Understanding a Massive demographic
Massive multiplayer online role playing games or MMPORGs are now among the biggest hobbies in the world. WoW subscribers now number just under 10 million, while dozens of other similar games boast a combined playing community which exceeds the total population of Great Britain.
Given this gargantuan level of people routinely logs on at least 20 hours a week, and given that the average age of its core constituents is between 28 and 34 according to some studies, you would think some politicians would be interested in understanding why such a large number of voters would want to spend their time in a fantasy realm.
On the "Colleen's World" website, one of the highlighted entries is headlined "I spent my day levelling an undead warlock" while another says "the time and effort are wearing me down.
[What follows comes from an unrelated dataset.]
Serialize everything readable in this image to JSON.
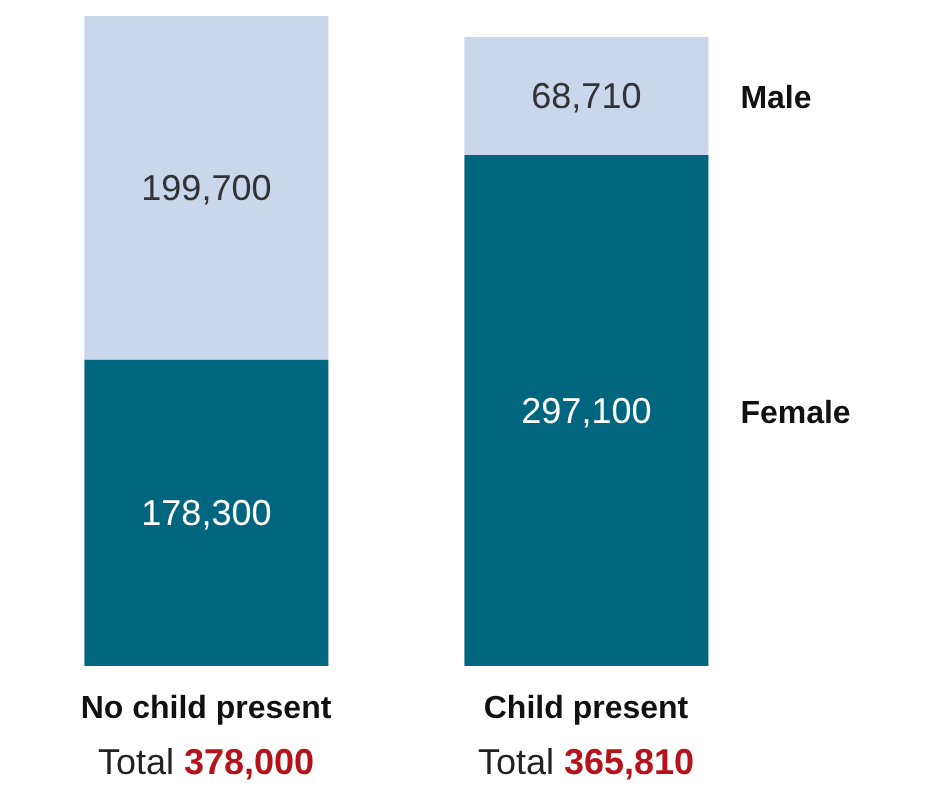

I'm lazy, remember?"
Several highlighted posts point towards 'laziness' and are there on a specially created website to clearly emphasise someone who is workshy.
Right? No, wrong.
If the critics truly understood online gaming as much as their statements such as "If she were like any other player who enjoys the game," would lead us to believe, then they wouldn't dress up the posts as anything other than what she was referring to.
If you look at the original post, from which her comment is taken, the original guild member says "yeah, I think it's a little more difficult to sell those high-end BoEs. They do sell; it just takes more time and effort."
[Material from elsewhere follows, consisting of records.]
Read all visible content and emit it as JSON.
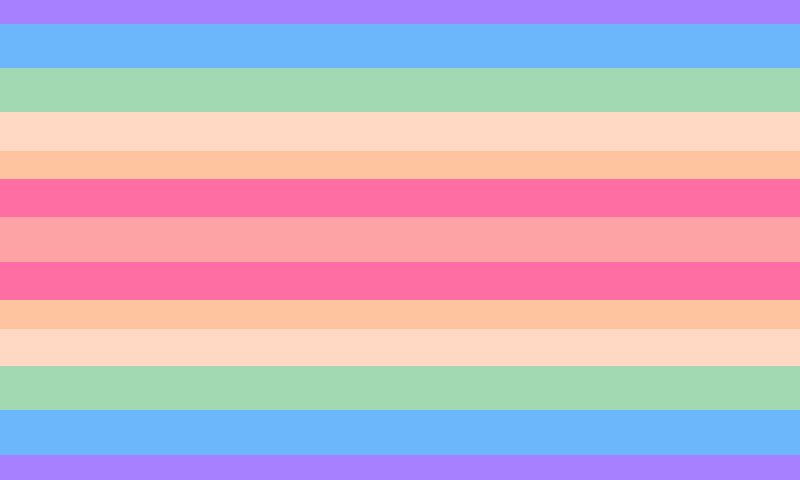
{
  "flag": {
    "stripes": [
      {
        "color": "#a680fe"
      },
      {
        "color": "#6cb6fc"
      },
      {
        "color": "#a2d9b2"
      },
      {
        "color": "#ffd9c3"
      },
      {
        "color": "#fec4a0"
      },
      {
        "color": "#fe6ea2"
      },
      {
        "color": "#fea3a5"
      },
      {
        "color": "#fe6ea2"
      },
      {
        "color": "#fec4a0"
      },
      {
        "color": "#ffd9c3"
      },
      {
        "color": "#a2d9b2"
      },
      {
        "color": "#6cb6fc"
      },
      {
        "color": "#a680fe"
      }
    ]
  }
}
If you were an avid WoW player, you would know that they were referring to Bind on Equips, which can be anything pertaining to high-level gear or weapons for your character that can be publically traded in the WoW auction house system, player to player or sold to a vendor for a small price.
And if you had experience playing the game, you would be saying the same thing. It's bloody annoying and boring and a massive effort to try and get gold for gear you don't want.
Online gamers are not famed for their saintly comments nor their patience.
If senate candidates realised that "enjoying the game" meant spending dedicated hours levelling, learning new skills and in some cases spending six hours on a raid, just on the off chance you will get better armour for your character, they would realise swearing goes with the territory.
For example, check out this infamous and very real in-game rant (warning: severely irritating and loud noises will ensue)
However, on the website, the opening gambit is "she gets away with crude, vicious and violent comments like the ones below."
And boy does she.
But what they see as vicious is frankly hilarious to millions of gamers. If they want to hear or see people swearing like troopers, they can log onto any online game and find statements of similar profanity.
You Are What You Play - Apparently
As an online gamer, there is such a stigma from the non-game playing world. It beats you up as a kid for your passion, steals your lunch money for it and, in later life, often forces you to hide it like some weird fetish that will ruin your chances of a normal human relationship.
And why is that?
Well statements like "through her double life and gameplay she has made shockingly offensive and crude comments that call into question her fitness for office," don't exactly help.
Her character, an orc rogue, apparently is a reflection of herself in real life. The fact she likes to 'back stab and poison' her opposition (although she is referring to the qualities of the character in game) means she is likely to do it IRL.
Ok, so by that school of thought, I am an un-dead mage that shoots fireballs from my hands while riding around on a skeletal horse.
I'm just saying.
All I can say is Horde - FTW and well done to those Republican candidates who actually increased her popularity by highlighting her online game playing.